An vielen Stellen scheint der multiple Erzähler den Figuren gewissermaßen Artikulationshilfe zu geben, indem er ihre Wahrnehmungen, Empfindungen, Gefühle und Gedanken in Worte und Bilder fasst, die auffallend differenziert sind und teilweise geradezu den Charakter von Sinnsprüchen oder Sentenzen bzw. Aphorismen haben. Beispiele lassen sich hier von vielen oder vielleicht sogar allen Figuren geben, ein Grund, weshalb der Leser seine Sympathie immer wieder neu verteilen muss und für alle Figuren Verständnis entwickelt.

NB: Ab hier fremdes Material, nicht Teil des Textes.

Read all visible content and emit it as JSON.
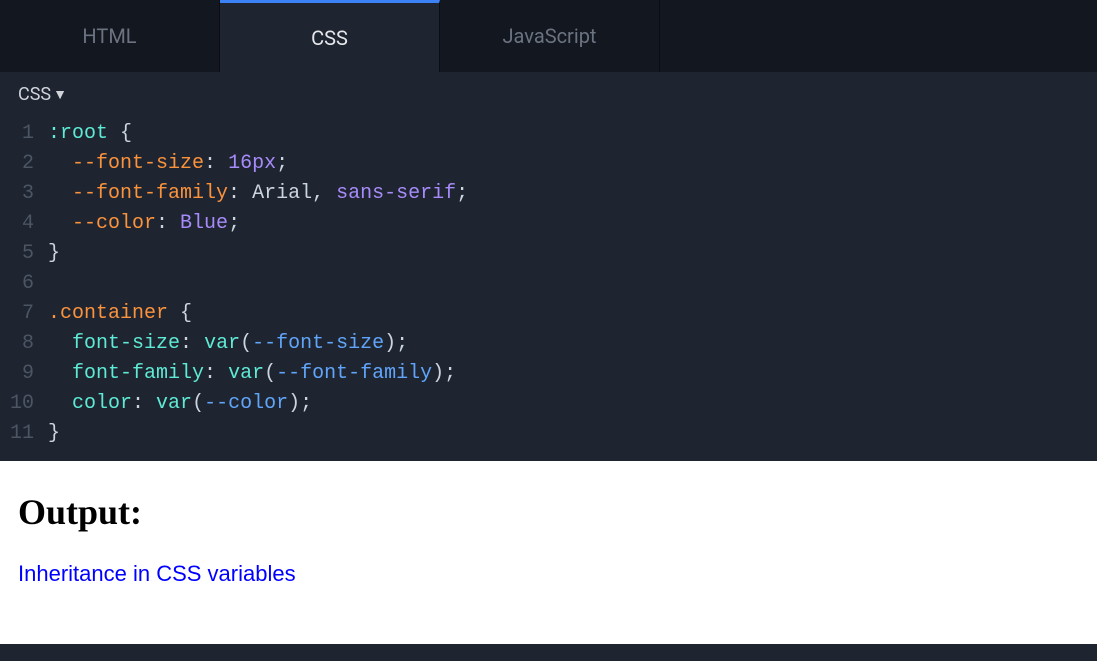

So denkt beispielsweise der verbohrte und von seiner eigenen Tochter als neurotisch bewertete Kron durchaus selbstkritisch: „Nur der Mensch wollte das Leben partout als Straße und nicht als Zustand verstanden wissen, weshalb er sich selbst und andere mit Ereignissen quälte, die schon stattgefunden hatten oder noch kommen sollten.“ (S. 483)

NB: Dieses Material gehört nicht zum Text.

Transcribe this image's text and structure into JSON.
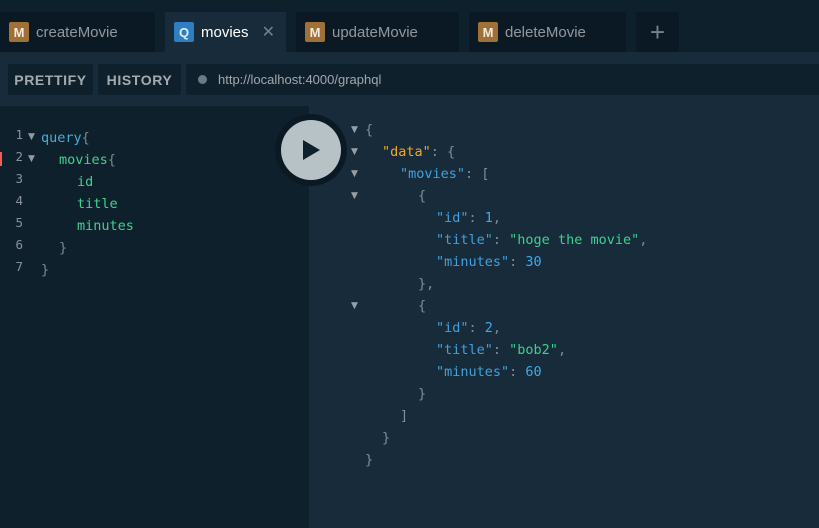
{
  "tabs": [
    {
      "badge": "M",
      "badge_color": "#a07136",
      "label": "createMovie",
      "active": false
    },
    {
      "badge": "Q",
      "badge_color": "#2e7fc2",
      "label": "movies",
      "active": true,
      "close": "✕"
    },
    {
      "badge": "M",
      "badge_color": "#a07136",
      "label": "updateMovie",
      "active": false
    },
    {
      "badge": "M",
      "badge_color": "#a07136",
      "label": "deleteMovie",
      "active": false
    }
  ],
  "add_tab_icon": "+",
  "toolbar": {
    "prettify_label": "PRETTIFY",
    "history_label": "HISTORY",
    "url": "http://localhost:4000/graphql"
  },
  "query_editor": {
    "line_numbers": [
      "1",
      "2",
      "3",
      "4",
      "5",
      "6",
      "7"
    ],
    "tokens": {
      "query_kw": "query",
      "open_brace": "{",
      "movies_field": "movies",
      "id_field": "id",
      "title_field": "title",
      "minutes_field": "minutes",
      "close_brace": "}"
    }
  },
  "result": {
    "data_key": "\"data\"",
    "movies_key": "\"movies\"",
    "items": [
      {
        "id_key": "\"id\"",
        "id_value": "1",
        "title_key": "\"title\"",
        "title_value": "\"hoge the movie\"",
        "minutes_key": "\"minutes\"",
        "minutes_value": "30"
      },
      {
        "id_key": "\"id\"",
        "id_value": "2",
        "title_key": "\"title\"",
        "title_value": "\"bob2\"",
        "minutes_key": "\"minutes\"",
        "minutes_value": "60"
      }
    ]
  },
  "icons": {
    "execute": "play-icon",
    "fold": "fold-arrow-icon",
    "status": "status-dot-icon"
  }
}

Vereinzelt scheint es so, als wisse der personale Erzähler etwas, was er aus der jeweiligen Figurensicht gar nicht wissen kann. Wenn aus Frederiks Sicht erzählt wird: „Linda, zu deren Gewohnheiten es gehörte, jede seiner Bewegungen zu beobachten, verkniff sich eine Bemerkung.“ (S. 296), scheint hier die Innenperspektive Lindas vorzuliegen. Dieser Eindruck wird aber durch den folgenden Satz geschickt abgefangen: „Dummerweise konnte Frederik ihre Gedanken lesen […]“ (S. 296), d.h. durch Nähe und inniges Verständnis erklärt, was es bei Paaren, die einander gut kennen, geben mag.

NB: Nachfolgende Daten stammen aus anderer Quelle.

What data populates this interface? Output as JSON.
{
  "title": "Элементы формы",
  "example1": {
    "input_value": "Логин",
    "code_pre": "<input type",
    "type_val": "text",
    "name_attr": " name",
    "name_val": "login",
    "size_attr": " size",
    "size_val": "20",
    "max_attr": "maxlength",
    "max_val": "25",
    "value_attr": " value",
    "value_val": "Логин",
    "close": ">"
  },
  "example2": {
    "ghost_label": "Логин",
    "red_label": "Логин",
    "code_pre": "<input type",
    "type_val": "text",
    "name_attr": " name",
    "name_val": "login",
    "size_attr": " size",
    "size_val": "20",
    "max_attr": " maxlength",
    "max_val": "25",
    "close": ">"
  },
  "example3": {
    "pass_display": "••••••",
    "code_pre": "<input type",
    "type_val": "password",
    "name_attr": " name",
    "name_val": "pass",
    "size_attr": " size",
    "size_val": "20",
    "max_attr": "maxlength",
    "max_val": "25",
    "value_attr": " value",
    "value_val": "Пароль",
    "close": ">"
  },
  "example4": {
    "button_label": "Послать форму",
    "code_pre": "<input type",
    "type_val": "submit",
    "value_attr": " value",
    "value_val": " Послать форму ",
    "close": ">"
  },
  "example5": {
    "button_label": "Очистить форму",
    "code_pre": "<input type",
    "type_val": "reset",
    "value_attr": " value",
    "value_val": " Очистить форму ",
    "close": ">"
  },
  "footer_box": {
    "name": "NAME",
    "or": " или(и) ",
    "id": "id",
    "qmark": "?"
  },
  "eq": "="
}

Die Verunsicherung des Lesers hinsichtlich der Erzählsituation verstärkt sich schließlich noch einmal erheblich durch das als Epilog bezeichnete 62. Kapitel. Hier tritt die Journalistin Lucy Finkbeiner als Ich-Erzählerin auf, so dass ein Wechsel von der hetero- zur homodiegetischen[9] Erzählung vorliegt und diese Ich-Erzählerin sich dadurch über die personalen Erzähler zu erheben scheint. Der Leser erfährt nun, dass Finkbeiner den Unterleutener Leichenfund und seine Vorgeschichte akribisch recherchiert und in 20 Aktenordnern mit Gesprächsprotokollen dokumentiert hat. Eine „magazintaugliche Reportage“ sieht die Redaktion, für die Finkbeiner arbeitet, allerdings nicht in dem Material, sondern den „Stoff […] für einen Roman“ (S.627). Besonders dieser Hinweis verführt den Leser geradezu, in der Figur der Ich-Erzählerin den verkleideten auktorialen Erzähler bzw. gar die Autorin selbst zu sehen.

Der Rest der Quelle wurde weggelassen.